Que Feront les Travailleurs des Champs Pétroliers dans le Sillage de la Croissance de L’emploi dans les énergies Renouvelables?

Si le monde parvient à réduire ses émissions de CO2 à zéro d’ici 2070, comme l’a insisté le Groupe d’experts intergouvernemental sur l’évolution du climat.

Selon le syndicat Sustainlabour, l’industrie des énergies renouvelables en Europe peut à elle seule créer 6,1 millions de nouveaux emplois d’ici 2050. Et le secteur désinvesti du charbon, du pétrole et du gaz pourrait provoquer un bouleversement massif du marché du travail mondial.

Difficulté dans la transition des compétences vers des secteurs énergétiques plus propres

En ce qui concerne les compétences, la transition de l’ancienne à la nouvelle industrie énergétique doit être prise avec soin. En effet, il est possible pour un professionnel du pétrole et du gaz de gérer un parc éolien ou un projet solaire. Mais ce qui compte, c’est qu’il y a trop peu de programmes de formation pour les aider à se maintenir. Indépendamment de la demande de main-d’œuvre dans le secteur des énergies renouvelables, le transfert de main-d’œuvre qualifiée du secteur pétrolier et gazier reste pris avec précaution.

On trouve peu d’équivalents dans les secteurs des combustibles fossiles. Il existe une exception partielle dans l’industrie minière. Par exemple, Anglo American, une société minière dont le siège social est à Londres, élabore une politique officielle de fermeture de mines incluant la requalification et le recyclage de la main-d’œuvre. Pourtant, de tels programmes de réemploi n’orientent pas vraiment les employés spécifiquement vers le secteur des énergies renouvelables. La NDA (Nuclear Decommissioning Authority) au Royaume-Uni fait une tentative rare de le faire. Dans le cadre du programme de recyclage de 5 ans avant la mise hors service prévue de 2 centrales nucléaires dans le nord du Pays de Galles, les employés se voient proposer des cours pour obtenir des certificats professionnels dans l’industrie à faible émission de carbone. À peu près 9 % des plus de 500 travailleurs participants ont choisi de le faire.

Quelle est la solution ?

On croit que les gouvernements devraient prendre l’initiative de la transition des compétences, pas l’industrie.

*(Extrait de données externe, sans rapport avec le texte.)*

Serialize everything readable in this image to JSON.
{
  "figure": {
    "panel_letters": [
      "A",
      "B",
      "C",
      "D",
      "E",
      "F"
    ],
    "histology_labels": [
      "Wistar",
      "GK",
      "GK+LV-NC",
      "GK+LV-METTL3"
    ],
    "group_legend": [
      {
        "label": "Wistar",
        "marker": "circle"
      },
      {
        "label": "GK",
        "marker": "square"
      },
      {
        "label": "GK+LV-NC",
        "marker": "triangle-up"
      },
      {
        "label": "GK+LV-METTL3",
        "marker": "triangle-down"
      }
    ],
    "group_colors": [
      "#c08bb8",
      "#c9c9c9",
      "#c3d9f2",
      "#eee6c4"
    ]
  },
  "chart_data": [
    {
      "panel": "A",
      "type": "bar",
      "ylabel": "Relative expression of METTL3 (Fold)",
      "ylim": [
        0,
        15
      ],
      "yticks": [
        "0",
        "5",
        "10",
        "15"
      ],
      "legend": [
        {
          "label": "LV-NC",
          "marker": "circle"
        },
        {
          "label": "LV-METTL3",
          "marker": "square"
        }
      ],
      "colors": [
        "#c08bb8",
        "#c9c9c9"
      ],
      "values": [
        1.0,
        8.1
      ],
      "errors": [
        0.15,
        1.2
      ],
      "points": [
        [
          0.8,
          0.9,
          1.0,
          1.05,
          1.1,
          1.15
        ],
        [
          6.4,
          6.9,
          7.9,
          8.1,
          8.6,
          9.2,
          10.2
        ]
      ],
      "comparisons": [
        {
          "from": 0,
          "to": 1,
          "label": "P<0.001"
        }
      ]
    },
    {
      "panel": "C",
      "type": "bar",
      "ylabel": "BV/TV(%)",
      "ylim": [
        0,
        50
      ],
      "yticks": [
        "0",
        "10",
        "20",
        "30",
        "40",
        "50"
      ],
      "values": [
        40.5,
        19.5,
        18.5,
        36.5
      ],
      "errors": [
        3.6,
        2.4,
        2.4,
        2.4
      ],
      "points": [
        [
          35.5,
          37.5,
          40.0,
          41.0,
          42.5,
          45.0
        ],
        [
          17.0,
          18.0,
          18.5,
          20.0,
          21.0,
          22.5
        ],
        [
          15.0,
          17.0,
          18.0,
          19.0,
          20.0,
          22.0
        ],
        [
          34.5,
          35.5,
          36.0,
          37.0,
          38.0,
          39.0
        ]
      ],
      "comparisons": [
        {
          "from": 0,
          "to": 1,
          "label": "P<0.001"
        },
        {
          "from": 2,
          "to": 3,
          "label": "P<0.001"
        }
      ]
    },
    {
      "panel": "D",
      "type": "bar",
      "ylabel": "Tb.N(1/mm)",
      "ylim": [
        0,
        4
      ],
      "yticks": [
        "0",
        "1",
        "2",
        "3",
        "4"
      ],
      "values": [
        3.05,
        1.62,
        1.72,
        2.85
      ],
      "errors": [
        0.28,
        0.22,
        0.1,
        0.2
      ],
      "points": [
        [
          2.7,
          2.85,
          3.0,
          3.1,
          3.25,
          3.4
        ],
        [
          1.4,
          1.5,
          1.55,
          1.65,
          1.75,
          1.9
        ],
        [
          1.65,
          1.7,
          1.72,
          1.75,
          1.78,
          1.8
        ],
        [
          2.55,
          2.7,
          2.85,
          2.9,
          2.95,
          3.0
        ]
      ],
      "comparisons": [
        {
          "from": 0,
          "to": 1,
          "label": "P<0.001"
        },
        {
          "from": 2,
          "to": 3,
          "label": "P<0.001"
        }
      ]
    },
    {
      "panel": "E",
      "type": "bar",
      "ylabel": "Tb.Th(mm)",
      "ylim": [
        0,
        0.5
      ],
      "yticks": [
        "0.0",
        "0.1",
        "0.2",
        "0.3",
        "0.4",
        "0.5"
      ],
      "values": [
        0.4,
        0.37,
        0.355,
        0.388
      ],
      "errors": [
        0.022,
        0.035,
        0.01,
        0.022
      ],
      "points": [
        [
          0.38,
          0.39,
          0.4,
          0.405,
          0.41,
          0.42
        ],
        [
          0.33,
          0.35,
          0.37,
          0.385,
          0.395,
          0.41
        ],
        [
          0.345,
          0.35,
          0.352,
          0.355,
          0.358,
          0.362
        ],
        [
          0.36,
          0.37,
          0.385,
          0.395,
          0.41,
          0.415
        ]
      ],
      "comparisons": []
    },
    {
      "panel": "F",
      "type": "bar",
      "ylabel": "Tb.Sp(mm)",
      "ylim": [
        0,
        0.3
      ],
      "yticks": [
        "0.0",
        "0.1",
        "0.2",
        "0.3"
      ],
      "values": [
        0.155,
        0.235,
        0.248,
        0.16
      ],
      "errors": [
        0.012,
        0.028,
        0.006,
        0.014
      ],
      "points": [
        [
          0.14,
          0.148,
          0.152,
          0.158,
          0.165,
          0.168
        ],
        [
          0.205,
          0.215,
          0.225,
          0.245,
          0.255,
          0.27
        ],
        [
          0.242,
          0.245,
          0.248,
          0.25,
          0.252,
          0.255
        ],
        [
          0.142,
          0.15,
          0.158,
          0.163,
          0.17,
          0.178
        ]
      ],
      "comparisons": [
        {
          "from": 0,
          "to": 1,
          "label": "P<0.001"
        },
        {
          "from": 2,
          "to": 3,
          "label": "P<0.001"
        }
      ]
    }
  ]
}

Selon Benjamin Denis, conseiller politique sur le changement climatique de la Confédération européenne des syndicats, il est de la responsabilité des pouvoirs publics d’élaborer le cadre politique et d’investissement pour que la transition énergétique se produise. Bien sûr, les entreprises ont une responsabilité cependant, peu sont censées prendre des initiatives volontaires pour prêter attention aux employés touchés par la transition.

La décarbonisation a été controversée pour de nombreux syndicats. Plus tôt cette année, les syndicats allemands ont averti que les limites d’émissions prévues provoqueraient des fermetures massives d’usines ainsi que des licenciements. Selon Benjamin Denis, les énergies propres ne sont pas encore un “tueur d’emplois”, mais insiste sur le fait que les gouvernements doivent offrir des programmes de formation pour éviter qu’ils ne le deviennent à l’avenir.

Cependant, les exemples de stratégies de formation intégrées menées par les gouvernements restent rares. Ceux qui en sont atteints ont tendance à être assez petits et ciblés localement. Selon une étude récente de l’Organisation de coopération et de développement économiques (OCDE) intitulée “Compétences et emplois plus verts”, les politiques en matière de compétences vertes de nombreux gouvernements sont “incertaines et fragmentées”. L’OCDE recommande aux gouvernements d’intégrer les compétences vertes dans l’enseignement ordinaire, plutôt que de développer des systèmes de formation distincts. En outre, il suggère une concentration sur les compétences transférales plutôt que sur les programmes de formation spécifiques à la profession.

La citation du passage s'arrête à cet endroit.